I want to know why the above works and dispalys 9;

but the one below do not display 9; although compiles fine, can't we typecast the int to char

int d=9;
char g;

thank you

asha 17Oct2008 10:32

Re: number to character conversion
What does the second one display?

cimon 17Oct2008 12:27

Re: number to character conversion
no it doesn't displays anything.

as if nothing is assigned to g

oogabooga 17Oct2008 21:52

Re: number to character conversion
Look up the ascii codes.
'0' is 48 (decimal).
48 + 9 is 57, which is ascii for '9'.

Converting 9 to a char simply tells the system to interpret it as an ascii code.
Ascii 9 is a tab.

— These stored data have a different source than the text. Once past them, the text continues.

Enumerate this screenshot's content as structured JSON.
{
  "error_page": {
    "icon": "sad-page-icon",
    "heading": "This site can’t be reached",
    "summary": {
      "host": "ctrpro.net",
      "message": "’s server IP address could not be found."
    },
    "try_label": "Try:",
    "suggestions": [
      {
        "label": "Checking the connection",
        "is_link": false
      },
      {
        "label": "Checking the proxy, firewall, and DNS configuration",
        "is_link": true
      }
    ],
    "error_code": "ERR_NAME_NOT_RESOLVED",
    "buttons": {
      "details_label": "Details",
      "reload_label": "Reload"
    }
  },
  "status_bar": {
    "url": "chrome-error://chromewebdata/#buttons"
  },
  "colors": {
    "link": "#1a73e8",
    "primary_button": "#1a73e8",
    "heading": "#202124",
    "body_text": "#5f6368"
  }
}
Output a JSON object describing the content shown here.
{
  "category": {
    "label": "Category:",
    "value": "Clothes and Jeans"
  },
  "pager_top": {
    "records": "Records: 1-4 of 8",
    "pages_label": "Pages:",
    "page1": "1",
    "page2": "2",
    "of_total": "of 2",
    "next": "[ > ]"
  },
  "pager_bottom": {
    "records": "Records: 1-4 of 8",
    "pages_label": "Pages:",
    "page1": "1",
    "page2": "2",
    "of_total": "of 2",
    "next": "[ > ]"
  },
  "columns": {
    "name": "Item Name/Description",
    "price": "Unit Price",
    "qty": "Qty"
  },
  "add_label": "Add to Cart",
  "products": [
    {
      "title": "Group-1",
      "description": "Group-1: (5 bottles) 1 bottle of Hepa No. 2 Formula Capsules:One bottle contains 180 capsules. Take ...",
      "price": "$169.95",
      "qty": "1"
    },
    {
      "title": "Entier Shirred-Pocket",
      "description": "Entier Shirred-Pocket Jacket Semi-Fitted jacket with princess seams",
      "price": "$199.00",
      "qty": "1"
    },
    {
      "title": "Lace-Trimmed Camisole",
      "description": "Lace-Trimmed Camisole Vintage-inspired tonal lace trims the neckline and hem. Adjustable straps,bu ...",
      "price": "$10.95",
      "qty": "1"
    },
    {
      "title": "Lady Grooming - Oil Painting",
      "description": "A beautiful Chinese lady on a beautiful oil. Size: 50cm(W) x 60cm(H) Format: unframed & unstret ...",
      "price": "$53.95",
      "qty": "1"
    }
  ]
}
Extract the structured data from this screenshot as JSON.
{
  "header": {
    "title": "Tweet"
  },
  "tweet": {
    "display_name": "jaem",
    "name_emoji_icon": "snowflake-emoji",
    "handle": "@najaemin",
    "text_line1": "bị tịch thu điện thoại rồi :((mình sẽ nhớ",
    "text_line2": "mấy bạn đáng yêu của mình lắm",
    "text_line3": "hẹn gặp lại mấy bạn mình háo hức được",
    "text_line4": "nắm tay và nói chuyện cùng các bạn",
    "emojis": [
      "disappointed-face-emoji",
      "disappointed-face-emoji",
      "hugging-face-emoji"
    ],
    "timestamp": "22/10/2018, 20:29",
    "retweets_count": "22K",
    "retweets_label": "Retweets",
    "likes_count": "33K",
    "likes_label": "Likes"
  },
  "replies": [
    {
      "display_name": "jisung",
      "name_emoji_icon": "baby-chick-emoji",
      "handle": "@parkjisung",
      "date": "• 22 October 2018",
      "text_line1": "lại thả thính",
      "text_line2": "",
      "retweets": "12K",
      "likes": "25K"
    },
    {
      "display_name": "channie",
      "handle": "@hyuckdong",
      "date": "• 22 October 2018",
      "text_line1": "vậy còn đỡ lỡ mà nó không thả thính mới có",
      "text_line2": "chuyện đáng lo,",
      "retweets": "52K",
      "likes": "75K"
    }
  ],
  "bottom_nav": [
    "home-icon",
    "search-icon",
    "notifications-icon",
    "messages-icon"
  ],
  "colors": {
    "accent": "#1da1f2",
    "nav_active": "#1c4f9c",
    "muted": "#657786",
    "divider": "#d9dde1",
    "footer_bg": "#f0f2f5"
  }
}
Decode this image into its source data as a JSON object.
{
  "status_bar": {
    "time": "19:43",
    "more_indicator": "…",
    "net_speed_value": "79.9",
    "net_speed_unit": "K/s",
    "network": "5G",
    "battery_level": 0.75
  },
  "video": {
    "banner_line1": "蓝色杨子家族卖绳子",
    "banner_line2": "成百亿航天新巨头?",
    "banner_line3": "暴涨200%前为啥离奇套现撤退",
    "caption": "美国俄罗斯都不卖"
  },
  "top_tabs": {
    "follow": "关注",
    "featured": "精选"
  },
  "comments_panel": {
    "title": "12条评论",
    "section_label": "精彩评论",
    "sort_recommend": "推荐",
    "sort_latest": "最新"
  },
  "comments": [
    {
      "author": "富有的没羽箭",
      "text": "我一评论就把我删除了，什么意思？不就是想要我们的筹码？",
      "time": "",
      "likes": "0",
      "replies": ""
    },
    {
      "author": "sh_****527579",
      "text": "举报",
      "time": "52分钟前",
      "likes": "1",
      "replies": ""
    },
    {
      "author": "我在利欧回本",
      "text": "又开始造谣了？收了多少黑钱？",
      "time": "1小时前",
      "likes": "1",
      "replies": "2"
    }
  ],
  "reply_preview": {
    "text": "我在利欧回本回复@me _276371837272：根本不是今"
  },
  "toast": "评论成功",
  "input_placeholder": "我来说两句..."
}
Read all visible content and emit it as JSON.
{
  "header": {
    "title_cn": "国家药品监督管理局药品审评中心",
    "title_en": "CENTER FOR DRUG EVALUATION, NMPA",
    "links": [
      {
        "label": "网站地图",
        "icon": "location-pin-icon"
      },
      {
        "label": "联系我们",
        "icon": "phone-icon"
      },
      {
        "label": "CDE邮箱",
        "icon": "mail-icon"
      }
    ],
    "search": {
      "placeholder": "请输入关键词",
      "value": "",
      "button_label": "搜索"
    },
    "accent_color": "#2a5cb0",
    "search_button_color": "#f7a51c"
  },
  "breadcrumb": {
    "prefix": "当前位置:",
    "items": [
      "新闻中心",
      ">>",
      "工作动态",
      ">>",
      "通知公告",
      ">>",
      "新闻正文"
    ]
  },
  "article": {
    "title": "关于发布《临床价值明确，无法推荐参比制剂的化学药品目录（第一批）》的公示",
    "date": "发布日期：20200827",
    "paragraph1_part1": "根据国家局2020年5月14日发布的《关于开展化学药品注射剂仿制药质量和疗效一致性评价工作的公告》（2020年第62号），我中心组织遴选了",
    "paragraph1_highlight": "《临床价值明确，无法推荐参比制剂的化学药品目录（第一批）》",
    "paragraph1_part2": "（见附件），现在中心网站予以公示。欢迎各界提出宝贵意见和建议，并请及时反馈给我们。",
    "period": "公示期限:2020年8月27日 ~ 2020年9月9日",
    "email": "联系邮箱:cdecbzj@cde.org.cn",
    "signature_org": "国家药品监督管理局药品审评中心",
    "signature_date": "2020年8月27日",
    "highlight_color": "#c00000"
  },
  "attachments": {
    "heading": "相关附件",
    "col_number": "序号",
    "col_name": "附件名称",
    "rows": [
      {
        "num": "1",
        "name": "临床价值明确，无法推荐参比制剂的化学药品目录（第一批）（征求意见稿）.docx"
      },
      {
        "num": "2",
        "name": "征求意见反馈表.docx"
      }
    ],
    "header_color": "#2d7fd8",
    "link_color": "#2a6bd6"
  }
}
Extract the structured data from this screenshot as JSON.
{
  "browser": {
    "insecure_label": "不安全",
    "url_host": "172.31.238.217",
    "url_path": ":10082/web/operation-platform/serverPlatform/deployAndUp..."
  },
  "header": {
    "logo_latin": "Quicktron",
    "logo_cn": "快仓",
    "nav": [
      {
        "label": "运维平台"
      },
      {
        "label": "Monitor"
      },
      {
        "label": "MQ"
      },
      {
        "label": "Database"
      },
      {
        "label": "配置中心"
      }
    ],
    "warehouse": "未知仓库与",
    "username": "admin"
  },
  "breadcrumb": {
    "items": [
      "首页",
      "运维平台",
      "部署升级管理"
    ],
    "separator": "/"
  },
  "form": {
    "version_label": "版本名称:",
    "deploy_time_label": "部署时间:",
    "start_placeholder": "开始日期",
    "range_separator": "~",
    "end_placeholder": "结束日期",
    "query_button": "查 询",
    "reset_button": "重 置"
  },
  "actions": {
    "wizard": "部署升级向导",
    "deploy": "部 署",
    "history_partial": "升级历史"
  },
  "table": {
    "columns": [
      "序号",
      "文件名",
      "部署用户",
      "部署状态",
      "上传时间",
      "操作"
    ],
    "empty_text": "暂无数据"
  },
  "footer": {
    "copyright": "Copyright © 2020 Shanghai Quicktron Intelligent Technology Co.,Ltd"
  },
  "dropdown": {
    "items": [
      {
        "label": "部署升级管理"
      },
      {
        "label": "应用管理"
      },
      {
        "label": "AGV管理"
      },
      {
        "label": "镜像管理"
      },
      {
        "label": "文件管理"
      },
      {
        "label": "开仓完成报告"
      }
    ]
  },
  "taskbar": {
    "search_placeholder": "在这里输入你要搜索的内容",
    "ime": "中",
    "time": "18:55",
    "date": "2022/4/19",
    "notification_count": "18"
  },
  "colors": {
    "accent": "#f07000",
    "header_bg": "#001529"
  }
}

So it actually is printing something, you just can't see it.
Try this:
cout << "(" << char(9) << ")\n";

cimon 17Oct2008 22:07

Re: number to character conversion
Actually u r right that its printing tab, when I changed 9 to 38 it printed "&". Also this
cout << "(" << char(9) << ")\n"; is printing tab or & but not 9.

Why I need is number to character is , because there is a function char * getbaserep( int number , int base)

I need this number to string conversion for this above function that takes a number and return it in a particular base,

I am able to code the function, but the number its returning has to be converted to string as the return type of the function 'getbaserep' is char*.

Morover I am doing it character by character, because if the base representation calculated is 01011 . than it should actually return reverse of it 11010.

So any idea how to convet a number to string form.

thank you

oogabooga 18Oct2008 01:15

Re: number to character conversion
sprintf can convert from number to string.
Can you post your function?

xpi0t0s 18Oct2008 02:37

Re: number to character conversion
Actually returning a char* isn't a good idea, because you would need to malloc the memory for it and return the pointer to it, and it's good style to malloc and free in the same function.
So it's a better idea to create the string in the calling function and pass the pointer to that string in, for the function to modify. For example: void getbaserep(int number, int base, char *output) { ... }

However as long as you remember that getbaserep() allocates memory and remember to free that memory when you don't need it any more, returning a char* is fine. It's just that kind of thing easily gets forgotten.